Mali. Governo transitorio chiede intervento internazionale nella crisi al Nord
Il presidente ad interim del Mali, Dioncounda Traoré, ha chiesto ufficialmente
l’aiuto di una missione militare internazionale per la riconquista del Nord del Paese,
da mesi in mano ai gruppi armati tuareg. I Paesi confinanti avevano già dichiarato
di essere disponibili a un intervento, ma manca ancora il via libera dell’Onu. Davide
Maggiore ha chiesto a Luigi Serra, docente universitario, già preside della
Facoltà di Studi arabo-islamici all’Università di Napoli “L’Orientale”, se questa
prospettiva sia ora più probabile:
R. - Penso sia
più accentuata e non necessariamente più vicina. Più accentuata per esercitare una
pressione politica, comprensibilissima e alimentata dal rumore e dalla rapidità degli
interventi armati.
D. - Quindi, lei ritiene improbabile che si arrivi a un
intervento in tempi brevi?
R. - Meno credibile nel tempo breve, perché lo scontro
sul terreno sarebbe veramente micidiale, a spesa non dei diretti contendenti - parlo
delle élite politiche che si contrappongono - quanto, come d’abitudine in Africa,
della gente.
D. - Le rivendicazioni dei tuareg sono pluridecennali e quindi
in questo senso un intervento militare non sembra poter essere veramente risolutivo…
R.
- E’ una delle ragioni di fondo, di ordine antropologico e culturale. Questa lunghezza
di tempi di attesa fa ritenere improbabile una risoluzione attraverso un intervento
armato a brevissimo termine.
D. - Di cosa ci sarebbe invece realmente bisogno,
perché questo problema venga affrontato nella maniera corretta?
R. - Ci sarebbe
bisogno di una presa di coscienza multinazionale, sovranazionale, della validità delle
culture, delle dignità umane dovunque esse siano.
D. - Per i tuareg questo
cosa significherebbe: il riconoscimento di una autonomia, sia pure nel quadro degli
stati nazionali che oggi esistono?
R. - Sì, quanto meno un’autonomia culturale,
non assolutamente indipendentistica in termini politici. Un’autonomia nel senso di
difesa della propria lingua, della propria identità.
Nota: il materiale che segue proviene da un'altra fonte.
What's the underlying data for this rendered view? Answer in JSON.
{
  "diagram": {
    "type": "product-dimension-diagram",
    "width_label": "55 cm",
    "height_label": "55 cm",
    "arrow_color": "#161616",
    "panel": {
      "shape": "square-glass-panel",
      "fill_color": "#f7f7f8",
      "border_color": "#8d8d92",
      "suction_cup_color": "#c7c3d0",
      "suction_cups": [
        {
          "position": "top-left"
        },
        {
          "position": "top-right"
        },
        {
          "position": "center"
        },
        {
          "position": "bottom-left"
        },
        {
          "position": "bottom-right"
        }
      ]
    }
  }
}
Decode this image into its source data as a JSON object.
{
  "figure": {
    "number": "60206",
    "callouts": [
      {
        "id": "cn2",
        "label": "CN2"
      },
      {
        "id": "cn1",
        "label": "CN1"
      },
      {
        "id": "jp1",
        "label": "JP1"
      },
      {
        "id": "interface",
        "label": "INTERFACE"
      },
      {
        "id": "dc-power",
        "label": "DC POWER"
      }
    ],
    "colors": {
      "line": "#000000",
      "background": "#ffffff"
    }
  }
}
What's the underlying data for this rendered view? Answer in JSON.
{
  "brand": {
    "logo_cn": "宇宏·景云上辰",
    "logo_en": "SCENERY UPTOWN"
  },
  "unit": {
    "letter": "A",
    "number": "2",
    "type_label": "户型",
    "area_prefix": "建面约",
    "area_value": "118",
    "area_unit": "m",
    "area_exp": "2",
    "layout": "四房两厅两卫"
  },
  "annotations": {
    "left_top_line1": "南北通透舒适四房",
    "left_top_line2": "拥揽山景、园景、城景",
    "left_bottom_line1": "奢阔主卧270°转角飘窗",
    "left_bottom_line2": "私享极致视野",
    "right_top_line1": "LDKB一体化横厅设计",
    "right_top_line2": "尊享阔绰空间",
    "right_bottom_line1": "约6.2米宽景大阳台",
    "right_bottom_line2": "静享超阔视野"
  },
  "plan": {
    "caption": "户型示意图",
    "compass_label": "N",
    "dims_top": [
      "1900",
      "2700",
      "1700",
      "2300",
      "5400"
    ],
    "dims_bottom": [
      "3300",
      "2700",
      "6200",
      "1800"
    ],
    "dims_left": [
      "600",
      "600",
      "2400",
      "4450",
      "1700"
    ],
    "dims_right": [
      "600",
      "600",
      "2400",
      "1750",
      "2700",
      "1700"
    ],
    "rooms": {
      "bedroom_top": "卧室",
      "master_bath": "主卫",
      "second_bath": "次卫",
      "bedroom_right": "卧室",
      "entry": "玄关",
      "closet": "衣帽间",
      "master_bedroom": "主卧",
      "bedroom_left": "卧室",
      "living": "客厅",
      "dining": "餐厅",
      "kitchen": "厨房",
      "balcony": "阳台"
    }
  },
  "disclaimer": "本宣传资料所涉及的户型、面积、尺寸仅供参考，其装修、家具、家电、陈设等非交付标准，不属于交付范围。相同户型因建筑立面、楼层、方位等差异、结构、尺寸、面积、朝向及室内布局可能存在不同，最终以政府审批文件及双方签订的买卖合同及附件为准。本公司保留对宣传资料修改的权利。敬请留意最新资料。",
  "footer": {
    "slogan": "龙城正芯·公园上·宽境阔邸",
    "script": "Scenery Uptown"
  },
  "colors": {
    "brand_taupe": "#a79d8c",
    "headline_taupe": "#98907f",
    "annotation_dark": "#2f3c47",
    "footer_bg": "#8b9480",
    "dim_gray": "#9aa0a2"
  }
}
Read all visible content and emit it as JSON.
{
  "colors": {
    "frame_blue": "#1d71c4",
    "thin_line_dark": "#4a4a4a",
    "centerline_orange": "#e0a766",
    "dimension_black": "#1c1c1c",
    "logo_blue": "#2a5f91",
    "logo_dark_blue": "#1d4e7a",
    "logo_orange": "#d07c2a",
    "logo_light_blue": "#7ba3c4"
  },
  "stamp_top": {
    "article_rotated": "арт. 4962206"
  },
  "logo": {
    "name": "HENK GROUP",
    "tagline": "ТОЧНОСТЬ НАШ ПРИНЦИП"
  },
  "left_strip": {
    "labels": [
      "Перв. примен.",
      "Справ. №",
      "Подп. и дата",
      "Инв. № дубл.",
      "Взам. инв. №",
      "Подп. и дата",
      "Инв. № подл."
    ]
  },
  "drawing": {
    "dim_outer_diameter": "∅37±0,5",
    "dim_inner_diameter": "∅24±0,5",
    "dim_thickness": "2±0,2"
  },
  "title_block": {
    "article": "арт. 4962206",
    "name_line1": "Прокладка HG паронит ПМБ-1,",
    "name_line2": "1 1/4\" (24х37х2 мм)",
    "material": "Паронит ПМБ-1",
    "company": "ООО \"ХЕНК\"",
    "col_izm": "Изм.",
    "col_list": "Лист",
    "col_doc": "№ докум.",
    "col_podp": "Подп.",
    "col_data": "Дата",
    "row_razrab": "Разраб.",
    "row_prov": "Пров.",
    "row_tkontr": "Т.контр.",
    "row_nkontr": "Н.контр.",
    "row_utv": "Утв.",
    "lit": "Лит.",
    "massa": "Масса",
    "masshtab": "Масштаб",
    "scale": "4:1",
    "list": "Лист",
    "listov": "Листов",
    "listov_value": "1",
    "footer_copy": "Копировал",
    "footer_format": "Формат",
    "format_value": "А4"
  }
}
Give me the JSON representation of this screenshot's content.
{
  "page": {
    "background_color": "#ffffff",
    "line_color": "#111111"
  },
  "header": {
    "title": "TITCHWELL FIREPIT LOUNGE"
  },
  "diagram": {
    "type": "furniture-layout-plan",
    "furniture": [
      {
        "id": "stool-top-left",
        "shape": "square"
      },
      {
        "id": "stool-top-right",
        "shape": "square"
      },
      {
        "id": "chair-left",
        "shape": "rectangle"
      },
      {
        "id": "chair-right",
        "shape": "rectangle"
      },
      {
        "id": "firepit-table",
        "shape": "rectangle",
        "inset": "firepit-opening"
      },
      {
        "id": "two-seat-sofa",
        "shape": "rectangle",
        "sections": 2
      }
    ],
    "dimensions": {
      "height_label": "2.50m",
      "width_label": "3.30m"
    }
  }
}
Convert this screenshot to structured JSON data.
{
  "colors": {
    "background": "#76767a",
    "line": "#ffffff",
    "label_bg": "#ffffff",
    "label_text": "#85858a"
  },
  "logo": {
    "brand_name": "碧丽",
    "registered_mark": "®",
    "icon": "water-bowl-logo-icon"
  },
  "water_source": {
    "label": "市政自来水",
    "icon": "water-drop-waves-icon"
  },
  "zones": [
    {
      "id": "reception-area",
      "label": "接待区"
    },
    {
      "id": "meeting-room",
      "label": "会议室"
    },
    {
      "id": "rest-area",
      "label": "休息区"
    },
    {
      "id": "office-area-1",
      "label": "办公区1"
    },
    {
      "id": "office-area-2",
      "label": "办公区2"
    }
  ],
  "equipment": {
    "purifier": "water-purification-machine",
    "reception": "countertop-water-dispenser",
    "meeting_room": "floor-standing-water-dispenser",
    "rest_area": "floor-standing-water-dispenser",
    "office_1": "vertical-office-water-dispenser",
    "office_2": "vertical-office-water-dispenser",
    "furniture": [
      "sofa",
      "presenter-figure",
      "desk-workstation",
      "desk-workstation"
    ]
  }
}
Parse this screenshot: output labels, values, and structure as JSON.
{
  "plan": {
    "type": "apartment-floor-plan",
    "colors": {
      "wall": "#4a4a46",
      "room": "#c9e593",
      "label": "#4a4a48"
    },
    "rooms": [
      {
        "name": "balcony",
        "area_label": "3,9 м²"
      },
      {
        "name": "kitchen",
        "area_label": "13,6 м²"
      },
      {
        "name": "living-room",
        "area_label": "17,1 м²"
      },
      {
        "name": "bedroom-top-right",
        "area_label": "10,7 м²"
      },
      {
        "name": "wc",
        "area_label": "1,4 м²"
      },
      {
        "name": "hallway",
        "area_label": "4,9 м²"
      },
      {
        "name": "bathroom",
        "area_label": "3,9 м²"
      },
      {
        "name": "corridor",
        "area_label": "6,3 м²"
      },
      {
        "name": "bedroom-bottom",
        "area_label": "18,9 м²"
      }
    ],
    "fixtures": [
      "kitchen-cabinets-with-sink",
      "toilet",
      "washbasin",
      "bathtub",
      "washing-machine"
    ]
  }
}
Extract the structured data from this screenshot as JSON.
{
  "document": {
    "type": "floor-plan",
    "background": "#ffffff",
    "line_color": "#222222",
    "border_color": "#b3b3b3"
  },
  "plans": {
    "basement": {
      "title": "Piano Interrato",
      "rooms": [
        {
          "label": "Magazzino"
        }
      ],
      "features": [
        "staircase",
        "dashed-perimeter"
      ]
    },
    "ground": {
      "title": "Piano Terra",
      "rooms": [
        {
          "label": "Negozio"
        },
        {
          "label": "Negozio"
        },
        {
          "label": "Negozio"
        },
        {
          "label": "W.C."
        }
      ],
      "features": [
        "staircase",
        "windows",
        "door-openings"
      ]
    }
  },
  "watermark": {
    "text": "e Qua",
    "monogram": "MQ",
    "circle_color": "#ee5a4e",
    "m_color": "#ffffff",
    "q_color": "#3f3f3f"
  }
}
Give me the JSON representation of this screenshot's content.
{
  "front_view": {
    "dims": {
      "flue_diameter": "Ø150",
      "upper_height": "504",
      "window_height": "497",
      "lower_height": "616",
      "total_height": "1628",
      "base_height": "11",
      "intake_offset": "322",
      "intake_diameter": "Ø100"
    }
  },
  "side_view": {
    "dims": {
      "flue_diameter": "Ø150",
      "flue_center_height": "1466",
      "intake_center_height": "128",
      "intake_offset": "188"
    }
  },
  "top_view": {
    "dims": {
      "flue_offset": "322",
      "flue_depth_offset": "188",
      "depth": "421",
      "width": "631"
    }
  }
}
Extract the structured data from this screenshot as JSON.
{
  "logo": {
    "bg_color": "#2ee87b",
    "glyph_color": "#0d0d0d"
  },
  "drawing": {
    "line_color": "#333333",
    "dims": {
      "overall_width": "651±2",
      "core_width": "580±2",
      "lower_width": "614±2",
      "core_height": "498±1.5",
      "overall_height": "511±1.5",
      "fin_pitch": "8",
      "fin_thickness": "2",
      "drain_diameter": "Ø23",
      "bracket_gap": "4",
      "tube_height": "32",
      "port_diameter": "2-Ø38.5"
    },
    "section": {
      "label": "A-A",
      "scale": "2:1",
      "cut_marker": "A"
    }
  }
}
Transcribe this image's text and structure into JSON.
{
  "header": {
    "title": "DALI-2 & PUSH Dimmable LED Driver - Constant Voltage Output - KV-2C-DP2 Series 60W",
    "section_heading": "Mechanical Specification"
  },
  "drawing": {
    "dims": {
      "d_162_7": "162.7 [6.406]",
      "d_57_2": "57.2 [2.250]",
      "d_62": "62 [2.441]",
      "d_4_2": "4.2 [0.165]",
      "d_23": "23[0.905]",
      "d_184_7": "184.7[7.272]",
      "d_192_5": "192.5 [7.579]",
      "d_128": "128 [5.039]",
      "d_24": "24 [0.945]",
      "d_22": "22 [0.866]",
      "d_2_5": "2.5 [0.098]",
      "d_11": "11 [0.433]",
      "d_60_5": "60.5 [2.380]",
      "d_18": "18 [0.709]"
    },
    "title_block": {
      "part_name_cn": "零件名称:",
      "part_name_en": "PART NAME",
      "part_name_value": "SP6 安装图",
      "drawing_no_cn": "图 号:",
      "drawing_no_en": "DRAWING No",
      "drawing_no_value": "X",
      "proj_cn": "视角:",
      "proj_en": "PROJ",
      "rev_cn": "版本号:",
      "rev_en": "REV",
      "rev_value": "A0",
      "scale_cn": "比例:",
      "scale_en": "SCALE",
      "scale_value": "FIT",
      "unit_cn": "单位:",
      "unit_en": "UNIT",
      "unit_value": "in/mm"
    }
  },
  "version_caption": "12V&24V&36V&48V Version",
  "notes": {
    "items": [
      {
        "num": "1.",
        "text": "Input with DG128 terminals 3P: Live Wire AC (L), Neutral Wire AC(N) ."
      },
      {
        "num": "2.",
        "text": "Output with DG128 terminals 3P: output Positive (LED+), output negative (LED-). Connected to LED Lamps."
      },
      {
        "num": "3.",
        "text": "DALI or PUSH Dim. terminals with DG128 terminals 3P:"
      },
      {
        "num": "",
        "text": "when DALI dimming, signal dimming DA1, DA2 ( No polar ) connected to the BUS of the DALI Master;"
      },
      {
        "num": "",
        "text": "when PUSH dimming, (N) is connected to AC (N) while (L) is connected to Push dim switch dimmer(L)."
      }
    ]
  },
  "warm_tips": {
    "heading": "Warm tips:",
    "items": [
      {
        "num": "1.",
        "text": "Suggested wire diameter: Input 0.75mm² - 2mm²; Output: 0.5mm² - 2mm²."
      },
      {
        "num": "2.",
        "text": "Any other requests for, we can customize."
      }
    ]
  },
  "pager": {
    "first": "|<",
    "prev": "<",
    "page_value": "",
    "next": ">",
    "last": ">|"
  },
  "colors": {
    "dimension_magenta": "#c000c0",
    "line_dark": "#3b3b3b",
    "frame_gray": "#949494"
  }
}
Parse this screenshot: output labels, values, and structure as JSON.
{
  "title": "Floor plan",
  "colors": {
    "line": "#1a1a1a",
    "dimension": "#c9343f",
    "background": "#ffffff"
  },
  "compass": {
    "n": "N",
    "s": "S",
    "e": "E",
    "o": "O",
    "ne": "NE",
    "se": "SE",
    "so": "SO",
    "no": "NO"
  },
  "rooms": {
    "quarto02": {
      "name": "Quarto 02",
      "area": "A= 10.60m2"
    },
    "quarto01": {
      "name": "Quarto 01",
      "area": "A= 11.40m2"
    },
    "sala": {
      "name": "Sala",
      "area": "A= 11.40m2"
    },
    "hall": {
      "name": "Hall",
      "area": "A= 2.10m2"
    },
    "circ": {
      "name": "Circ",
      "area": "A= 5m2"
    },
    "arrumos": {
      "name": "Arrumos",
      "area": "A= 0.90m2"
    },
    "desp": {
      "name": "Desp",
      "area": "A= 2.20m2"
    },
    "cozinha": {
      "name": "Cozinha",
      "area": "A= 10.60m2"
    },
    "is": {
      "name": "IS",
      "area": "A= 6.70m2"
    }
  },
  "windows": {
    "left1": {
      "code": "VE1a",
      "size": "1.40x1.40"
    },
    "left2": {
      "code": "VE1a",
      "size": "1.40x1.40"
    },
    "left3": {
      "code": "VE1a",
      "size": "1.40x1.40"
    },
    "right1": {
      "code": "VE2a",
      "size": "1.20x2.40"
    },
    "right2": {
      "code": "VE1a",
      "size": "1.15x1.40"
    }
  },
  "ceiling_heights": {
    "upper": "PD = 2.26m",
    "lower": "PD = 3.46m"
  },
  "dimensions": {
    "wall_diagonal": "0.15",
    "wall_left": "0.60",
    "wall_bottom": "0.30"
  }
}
D. - Più sul piano politico:
questa richiesta di aiuti militari è stata confermata anche da un diplomatico francese
in Burkina Faso. Quale ruolo sta giocando la Francia, in questa crisi?
D. -
Un ruolo, come d’abitudine in Nord Africa, sulla scia del vecchio colonialismo francese,
nel senso di ritagliarsi ancora giardini di influenza specifici, particolari - si
pensi al Ciad. Molto dipenderà, nel bene e nel male, da come gli altri Paesi - quantomeno
dell’area mediterranea - nei limiti dell’accettabile sapranno guardare al Mali.
D.
- La crisi maliana che impatto può avere sull’intera regione?
R. - Può avere
un impatto determinante e definitivo nel senso di scatenare, per esempio, una maggiore
risonanza della famosa Rivoluzione dei Gelsomini…
D. - Anche in termini di
problemi di ordine militare?
R. - Io farei una distinzione da questo punto
di vista: quando parliamo di interventi di natura militare, dobbiamo vedere se si
tratterà di interventi autenticamente “indigeni”, o di interventi alimentati fuori
e consumati all’interno con la copertura locale. Gli interventi militari io temo si
possano esercitare nel futuro sotto la sollecitazione di potenze esterne.